I have tried searching the forums and the web and couldn't find a good explanation for the following problem:

Problem:
A full adder is implemented using 9 NAND gates as shown. For the NAND gate used, an input change on A will propagate to X in 3.4ps. An input change on B will propagate to X in 4.1ps. Wire delay is neglected.Use 4 set of the full adder design shown to form the fastest possible 4 bit ripple-carry adder! A and B on the NAND gate can be chosen freely in the design. Given that there are registers before and after the adder, each of them driven by exactly the same clock! Delay to and from the registers are set to 0ns.What is the minimum clock cycle-time (maximum frequency), where the adder will work correctly for all input value changes on {A[3:0], B[3:0], CIN} to form the result {S[3:0], COUT}?

Solutions:
43.6 ps
42.9 ps
39.5 ps
38.8 ps

Problem solving method:
What I've done for a start is counting the worst-case gate delays for each process.

A[i],B[i] -> S[i] = 6 gate delays
A[i],B[i] -> Cout = 5 gate delays
Cin -> S[i] = 3 gate delays
Cin -> Cout = 2 Gate delays

Because the carry-out of one stage is the next's input I found that the total amount of gate delays is:

6 gate delays for generating the first signal (A,B -> Cout)
2 gate delays per intermediate stage (Cin -> Cout)
3 gate delays for producing the sum and carry-out outputs (Cin -> S)

Total gate delays: 12

So what I am asking is if my method is correct.

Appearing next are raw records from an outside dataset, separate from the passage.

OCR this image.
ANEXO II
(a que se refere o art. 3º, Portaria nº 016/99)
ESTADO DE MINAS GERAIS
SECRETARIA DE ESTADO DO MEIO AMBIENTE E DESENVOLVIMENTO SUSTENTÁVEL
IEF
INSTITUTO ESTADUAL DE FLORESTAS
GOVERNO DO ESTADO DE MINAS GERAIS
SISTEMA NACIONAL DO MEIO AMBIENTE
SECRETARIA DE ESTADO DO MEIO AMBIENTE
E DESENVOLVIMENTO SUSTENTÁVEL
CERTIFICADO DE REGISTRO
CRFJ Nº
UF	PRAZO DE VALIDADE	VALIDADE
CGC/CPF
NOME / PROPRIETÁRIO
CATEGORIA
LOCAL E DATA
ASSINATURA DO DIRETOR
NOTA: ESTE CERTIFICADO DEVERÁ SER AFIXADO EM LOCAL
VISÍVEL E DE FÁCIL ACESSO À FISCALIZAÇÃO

And how you guys would recommend I proceed.

Best regards,

NB: I should note that I've never done anything like this before and my field of study is completely different.
squashbuddy

Posts: 2
Joined: Tue Apr 24, 2012 3:39 pm

Re: Gate delay in 4-bit ripple-carry full adder

I have revised my approach abit. I have identified the different paths A -> Cout, B->Cout, Cin->Cout and Cin->S can follow.

I’ll use the following notation; UTF means approach gate U from top where top is configured as fast and Cout is denoted C.

So looking at the initiation phase (A,B -> Cout) would the following be correct:

way1 A->Cout: TTF - UBF - WTF - XTS - CTF = 4*3.4 + 4.1 = 17.7 ps
way2 A->Cout: TTF - VTF - WBS - XTS - CTF = 3*3.4 + 2*4.1 = 18.4 ps

way1 B->Cout: TBS - UBF – WTF – XTS – CTF = 3*3.4 + 2*4.1 = 18.4 ps
way2 B->Cout: TBS – VTF – WBS – XTS – CTF = 2*3.4 + 3*4.1 = 19.1 ps

Intermediate phase (Cin -> Cout) times 2

Cin->Cout: XBF – CTF = 2*2*3.4 = 13.6 ps

Summation phase (Cin -> S)

Way1 Cin->S: XBF – YBF – STF = 3*3.4 = 10.2 ps
Way2 Cin->S: XBF – ZTF – SBS = 2*3.4 + 4.1 = 10.9 ps

My problem now lies within the question. Whether you design 4 identical adders or whether you can design each adder and optimize it for each stage. What do you guys think?

Thanks for the help.
squashbuddy

Posts: 2
Joined: Tue Apr 24, 2012 3:39 pm